История эта произошла вот уже несколько лет назад, а о ней ни в одном средстве массовой информации не было сказано ни слова. Что в наше время реформ и свободной печати весьма даже странно.

И ведь если бы случилось все в какой-нибудь занюханной, затырканной Богом в не приведи Господь какой дальний угол деревушке на полтора двора – тогда бы еще понятно, тогда бы можно было найти объяснение. Но ведь в большом областном городе все это случилось, в крупном, как говорится, индустриальном и культурном центре. Где и обком партии, и обком комсомола были, обл. и горисполкомы, а также областной комитет КГБ, драматический театр, библиотека, свой пединститут и другие очаги культуры!..

Тайна эта мучает вашего покорного слугу и не дает ему покоя. Долг! Долг свидетеля и очевидца! Не могу молчать! Каждый должен исполнить свой гражданский долг. Вот и я – решился и исполняю.

На всякий случай я только не назову имени нашего города. Вы меня понимаете. Да город наш, если вы в нем бывали или будете, легко отличить от других. Такой среднерусский город с центральной улицей Ленина и памятником Ленину на одной из площадей. Раньше эта улица называлась Дворянской, и так того облика и осталась: двух– да трехэтажные особнячки, где с колоннами, где без, но все с высокими окнами, кое-где и венецианскими, и чисто все – удивительно. Хотя и не очень. На улице этой, как на центральной, располагались и обкомы, и исполкомы, и комитет КГБ, и прочие комитеты, и улицу до сих пор каждое утро чистят три поливальные машины, скребут ее щетками и обдают водой, а следом за ними появляются дворники с метлами и подчищают то, что оставили, не смогли подобрать машины, а еще следом – всякие садовники-озеленители: рыхлят клумбы с цветами, поливают их из шлангов и вырывают сорняки, которые увозят потом неизвестно куда на тележках.

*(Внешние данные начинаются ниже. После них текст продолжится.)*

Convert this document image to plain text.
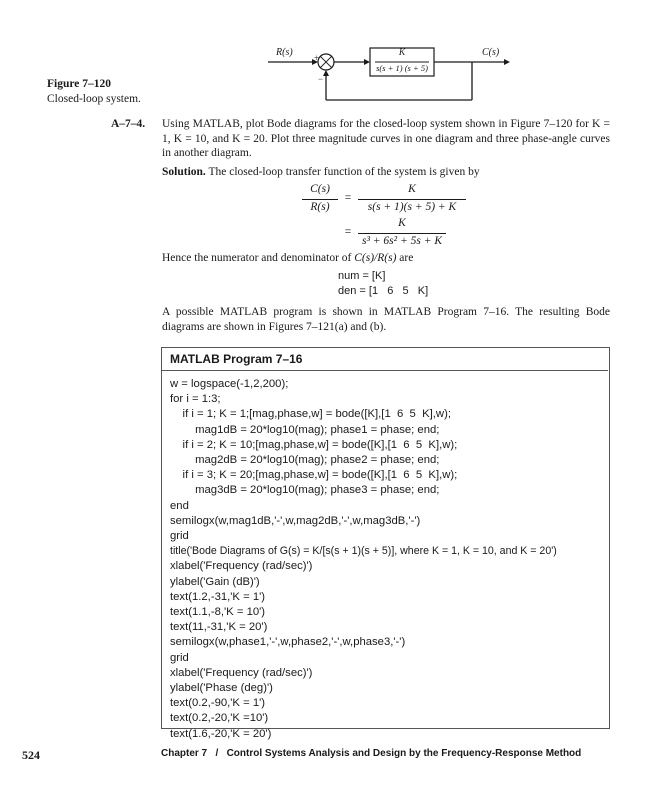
R(s)	C(s)
+
−
K
s(s + 1) (s + 5)
Figure 7–120
Closed-loop system.
A–7–4. Using MATLAB, plot Bode diagrams for the closed-loop system shown in Figure 7–120 for K = 1, K = 10, and K = 20. Plot three magnitude curves in one diagram and three phase-angle curves in another diagram.
Solution. The closed-loop transfer function of the system is given by
C(s)
R(s)
=
K
s(s + 1)(s + 5) + K
=
K
s³ + 6s² + 5s + K
Hence the numerator and denominator of C(s)/R(s) are
num = [K]
den = [1   6   5   K]
A possible MATLAB program is shown in MATLAB Program 7–16. The resulting Bode diagrams are shown in Figures 7–121(a) and (b).
MATLAB Program 7–16
w = logspace(-1,2,200);
for i = 1:3;
if i = 1; K = 1;[mag,phase,w] = bode([K],[1  6  5  K],w);
mag1dB = 20*log10(mag); phase1 = phase; end;
if i = 2; K = 10;[mag,phase,w] = bode([K],[1  6  5  K],w);
mag2dB = 20*log10(mag); phase2 = phase; end;
if i = 3; K = 20;[mag,phase,w] = bode([K],[1  6  5  K],w);
mag3dB = 20*log10(mag); phase3 = phase; end;
end
semilogx(w,mag1dB,'-',w,mag2dB,'-',w,mag3dB,'-')
grid
title('Bode Diagrams of G(s) = K/[s(s + 1)(s + 5)], where K = 1, K = 10, and K = 20')
xlabel('Frequency (rad/sec)')
ylabel('Gain (dB)')
text(1.2,-31,'K = 1')
text(1.1,-8,'K = 10')
text(11,-31,'K = 20')
semilogx(w,phase1,'-',w,phase2,'-',w,phase3,'-')
grid
xlabel('Frequency (rad/sec)')
ylabel('Phase (deg)')
text(0.2,-90,'K = 1')
text(0.2,-20,'K =10')
text(1.6,-20,'K = 20')
524	Chapter 7   /   Control Systems Analysis and Design by the Frequency-Response Method
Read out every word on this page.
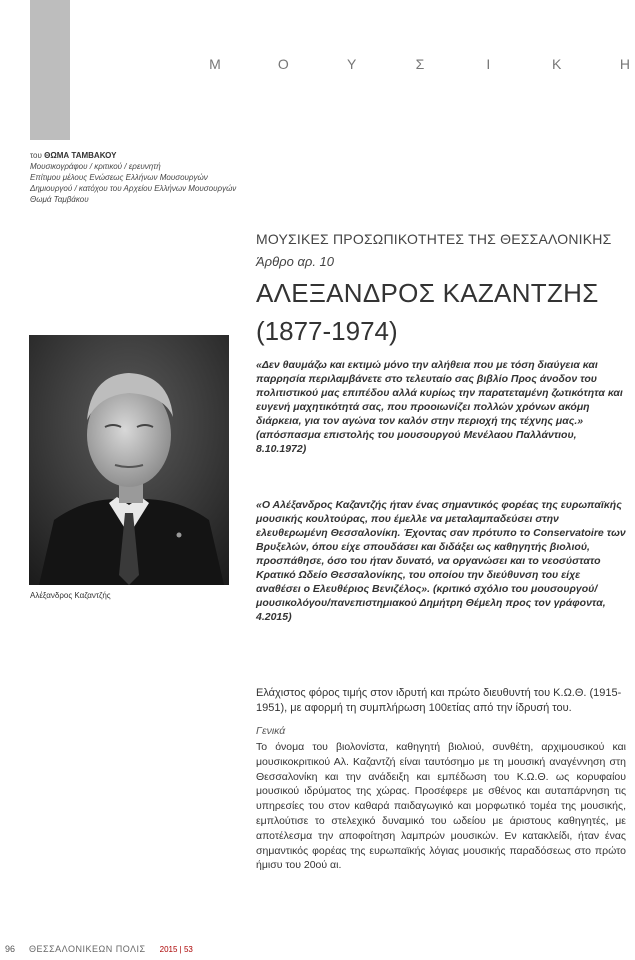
Μ	Ο	Υ	Σ	Ι	Κ	Η
του ΘΩΜΑ ΤΑΜΒΑΚΟΥ
Μουσικογράφου / κριτικού / ερευνητή
Επίτιμου μέλους Ενώσεως Ελλήνων Μουσουργών
Δημιουργού / κατόχου του Αρχείου Ελλήνων Μουσουργών
Θωμά Ταμβάκου
ΜΟΥΣΙΚΕΣ ΠΡΟΣΩΠΙΚΟΤΗΤΕΣ ΤΗΣ ΘΕΣΣΑΛΟΝΙΚΗΣ
Άρθρο αρ. 10
ΑΛΕΞΑΝΔΡΟΣ ΚΑΖΑΝΤΖΗΣ
(1877-1974)
Αλέξανδρος Καζαντζής
«Δεν θαυμάζω και εκτιμώ μόνο την αλήθεια που με τόση διαύγεια και παρρησία περιλαμβάνετε στο τελευταίο σας βιβλίο Προς άνοδον του πολιτιστικού μας επιπέδου αλλά κυρίως την παρατεταμένη ζωτικότητα και ευγενή μαχητικότητά σας, που προοιωνίζει πολλών χρόνων ακόμη διάρκεια, για τον αγώνα τον καλόν στην περιοχή της τέχνης μας.» (απόσπασμα επιστολής του μουσουργού Μενέλαου Παλλάντιου, 8.10.1972)
«Ο Αλέξανδρος Καζαντζής ήταν ένας σημαντικός φορέας της ευρωπαϊκής μουσικής κουλτούρας, που έμελλε να μεταλαμπαδεύσει στην ελευθερωμένη Θεσσαλονίκη. Έχοντας σαν πρότυπο το Conservatoire των Βρυξελών, όπου είχε σπουδάσει και διδάξει ως καθηγητής βιολιού, προσπάθησε, όσο του ήταν δυνατό, να οργανώσει και το νεοσύστατο Κρατικό Ωδείο Θεσσαλονίκης, του οποίου την διεύθυνση του είχε αναθέσει ο Ελευθέριος Βενιζέλος». (κριτικό σχόλιο του μουσουργού/μουσικολόγου/πανεπιστημιακού Δημήτρη Θέμελη προς τον γράφοντα, 4.2015)
Ελάχιστος φόρος τιμής στον ιδρυτή και πρώτο διευθυντή του Κ.Ω.Θ. (1915-1951), με αφορμή τη συμπλήρωση 100ετίας από την ίδρυσή του.
Γενικά
Το όνομα του βιολονίστα, καθηγητή βιολιού, συνθέτη, αρχιμουσικού και μουσικοκριτικού Αλ. Καζαντζή είναι ταυτόσημο με τη μουσική αναγέννηση στη Θεσσαλονίκη και την ανάδειξη και εμπέδωση του Κ.Ω.Θ. ως κορυφαίου μουσικού ιδρύματος της χώρας. Προσέφερε με σθένος και αυταπάρνηση τις υπηρεσίες του στον καθαρά παιδαγωγικό και μορφωτικό τομέα της μουσικής, εμπλούτισε το στελεχικό δυναμικό του ωδείου με άριστους καθηγητές, με αποτέλεσμα την αποφοίτηση λαμπρών μουσικών. Εν κατακλείδι, ήταν ένας σημαντικός φορέας της ευρωπαϊκής λόγιας μουσικής παραδόσεως στο πρώτο ήμισυ του 20ού αι.
96 ΘΕΣΣΑΛΟΝΙΚΕΩΝ ΠΟΛΙΣ 2015 | 53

На эту улицу, прострочив ее собою насквозь, выбегают всякие другие улицы: купеческие лабазные дома теснятся на них, уйдя от времени первым этажом до середины окна в землю, мещанские степенные шкатулки красного кирпича, поставленные на стыке веков, глядят на вас из-под зеленого марева склоняющихся над ними ясеней, лип и кленов, а то и стиль ампир шибанет вам в глаза, а то и стиль модерн с остатками сине-зеленой майолики, изображающей что-то растительное. И широко, мощно отворотив от старого мира свое социалистическое лицо, вытекает из бывшей Дворянской проспект Красной армии, с раздольными тротуарами и такими же раздольными, похожими на заливной луг зелеными газонами, с крепостного вида пяти– и шестиэтажными домами, сплошь в башенках и лепных фризах, а ведет его просторная река не куда-нибудь, а к вокзалу, и всякий приезжий, сойдя с поезда, тотчас попадает на проспект, и вид проспекта остается в его памяти на всю жизнь, лепя образ города.

А между тем другого такого проспекта в городе нет, и нет другой улицы, подобной Дворянской, ныне улице Ленина. А купеческие лабазы с мещанскими краснокирпичными шкатулками, редкими ампирами и модернами сменяются подслеповатыми панельными сарайчиками в четыре и пять этажей да дощато-засыпными, поехавшими набок двухэтажными строениями о два подъезда, к которым, если прихватит на улице нужда, и рекомендую вам свернуть: «удобства» здесь расположены прямо во дворе, и, не знаю, как для жителей, а для прохожих ужасно удобно.

И еще одна, совершенно особая примета: если, сойдя с поезда и выйдя на привокзальную площадь, сразу же свернуть за вокзал, под мост, по которому вас только что привез скорый пассажирский, фирменный, с занавесками на окнах, и, миновав этот мост, выйти на дорогу, диво дивное предстанет вашему глазу: с холма на холм, с холма на холм переливаются, убегают волнами к горизонту рубленые одноэтажные дома под шиферными и железными крышами с торчащими над ними пеньками труб, тянутся от дома к дому заборы, стоят около завалинок лавочки, зеленеют грядки, чернеют преющим деревом всякие внутридворовые немудрящие строения… Грешен, признаюсь: люблю я стоять здесь, смотреть на расплескавшееся бревенчатое море – вот, думаю, так выглядел город и сто лет назад, и двести, и все семьсот-восемьсот, разве только крыши были тесовыми да не тянулись вдоль улиц столбы электролиний… Ах, думаю, земля ты моя родная, страна ты моя любимая!..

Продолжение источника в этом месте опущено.